Inail, in quindici giorni 1999 lavoratori contagiati dal Covid

Il 15 giugno scorso i casi di contagio da Covid 19 sul lavoro segnalati dal quinto rapporto del’Istituto nazionale per l’assicurazione contro gli infortuni sul lavoro (Inail) erano 49.021, 1.999 in più rispetto ai 47.022 già rilevati dal monitoraggio pubblicato il 31 maggio scorso. I decessi per contagio sul lavoro sono 236 (+28), circa il 40% dei casi mortali denunciati dall’inizio dell’anno.

Questo sistematico censimento dei contagi e delle morti per Covid permette di ricostruire una geografia del lavoro molto precisa delle attività più a rischio. Al primo posto resta la sanità: il 72,2% dei casi denunciati e il 26,3% dei decessi continua a concentrarsi in questo settore e in quello dell’ assistenza sociale che comprende ospedali, case di cura e di riposo, istituti, cliniche, policlinici universitari, residenze per anziani e disabili.

A questi si aggiungono gli organismi come le Asl che hanno portato all’81,3% la quota delle denunce in complesso e al 36,5% quella dei casi mortali. Dopo ci sono tutte le attività come la vigilanza, la pulizia, i call center, la lavorazione di prodotti chimici, farmaceutici, alimentari, le attività di alloggio e ristorazione e il commercio.

È importante continuare a ragionare anche a partire dai dati sull’età dei lavoratori colpiti, e sul genere. Il 71,7% dei lavoratori contagiati sono donne, il 28,3% uomini. Questo rapporto si presenta rovesciato nei casi di mortalità. I decessi degli uomini sono stati l’82,6% del totale. L’età media dei lavoratori che hanno contratto il virus è 47 anni per entrambi i sessi. Sale a 59 anni per i casi mortal: (57 per le donne e 59 per gli uomini. Il 70,3% dei decessi, in particolare, è concentrato nella fascia di età 50-64 anni, seguita da quelle over 64 anni (18,6%) mentre per la fascia 35-49 anni si registra il 9,4% dei decessi denunciati e l’1,7% tra gli under 34 anni.
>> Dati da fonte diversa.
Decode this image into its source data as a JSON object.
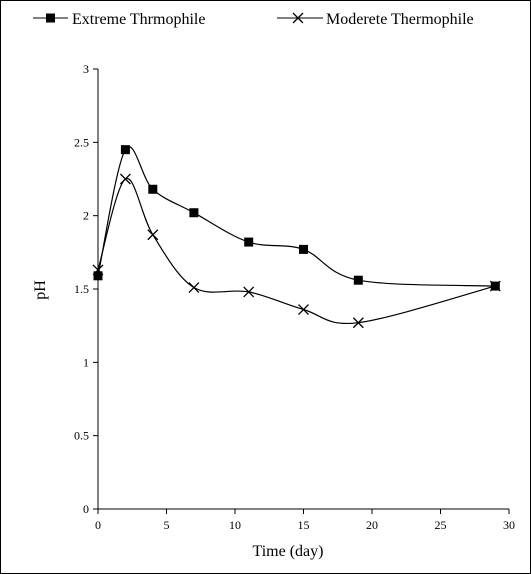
{
  "chart_data": {
    "type": "line",
    "title": "",
    "xlabel": "Time (day)",
    "ylabel": "pH",
    "xlim": [
      0,
      30
    ],
    "ylim": [
      0,
      3
    ],
    "x_ticks": [
      0,
      5,
      10,
      15,
      20,
      25,
      30
    ],
    "y_ticks": [
      0,
      0.5,
      1,
      1.5,
      2,
      2.5,
      3
    ],
    "x_tick_labels": [
      "0",
      "5",
      "10",
      "15",
      "20",
      "25",
      "30"
    ],
    "y_tick_labels": [
      "0",
      "0.5",
      "1",
      "1.5",
      "2",
      "2.5",
      "3"
    ],
    "grid": false,
    "legend_position": "top",
    "smooth": true,
    "series": [
      {
        "name": "Extreme Thrmophile",
        "marker": "square",
        "color": "#000000",
        "x": [
          0,
          2,
          4,
          7,
          11,
          15,
          19,
          29
        ],
        "y": [
          1.59,
          2.45,
          2.18,
          2.02,
          1.82,
          1.77,
          1.56,
          1.52
        ]
      },
      {
        "name": "Moderete Thermophile",
        "marker": "x",
        "color": "#000000",
        "x": [
          0,
          2,
          4,
          7,
          11,
          15,
          19,
          29
        ],
        "y": [
          1.63,
          2.25,
          1.87,
          1.51,
          1.48,
          1.36,
          1.27,
          1.52
        ]
      }
    ]
  }
}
Le categorie più contagiate nella sanità sono i tecnici della salute con il 40,9% delle denunce complessive. Seguono gli operatori socio-sanitari (21,3%), i medici (10,7%), gli operatori socio-assistenziali (8,5%) e gli ausiliari, i portantini, i barellieri (4,8%). I tecnici della salute sono anche la categoria più colpita dai decessi, con il 12,8% dei casi: il 61% sono infermieri, seguiti dai medici (9,9%) e dagli operatori socio-sanitari (7,8%).

E arriviamo alla distribuzione geografica dei contagi e delle morti. La zona più colpita del paese è il settentrione dove sono concentrare oOtto denunce su 10: il 56,1% nel Nord-Ovest (il 36,% in Lombardia) e il 24,2% nel Nord-Est (il 10,2% in Emilia Romagna). Il resto dei casi è distribuito tra Centro (11,8%), Sud (5,7%) e Isole (2,2%). Più di quattro decessi su 10 (43,2%), sono avvenuti nella sola Lombardia.

Quanto ai numeri generali ieri sono scesi ancora: le vittime del Covid sono state 18 nelle ultime 24 ore, 6 in Lombardia, 4 in Piemonte, 2 in Lazio e Puglia e 1 in Emilia-Romagna, Veneto, Toscana e Liguria. Nessuna vittima nelle altre regioni. 122 i tamponi positivi, 62 in Lombardia.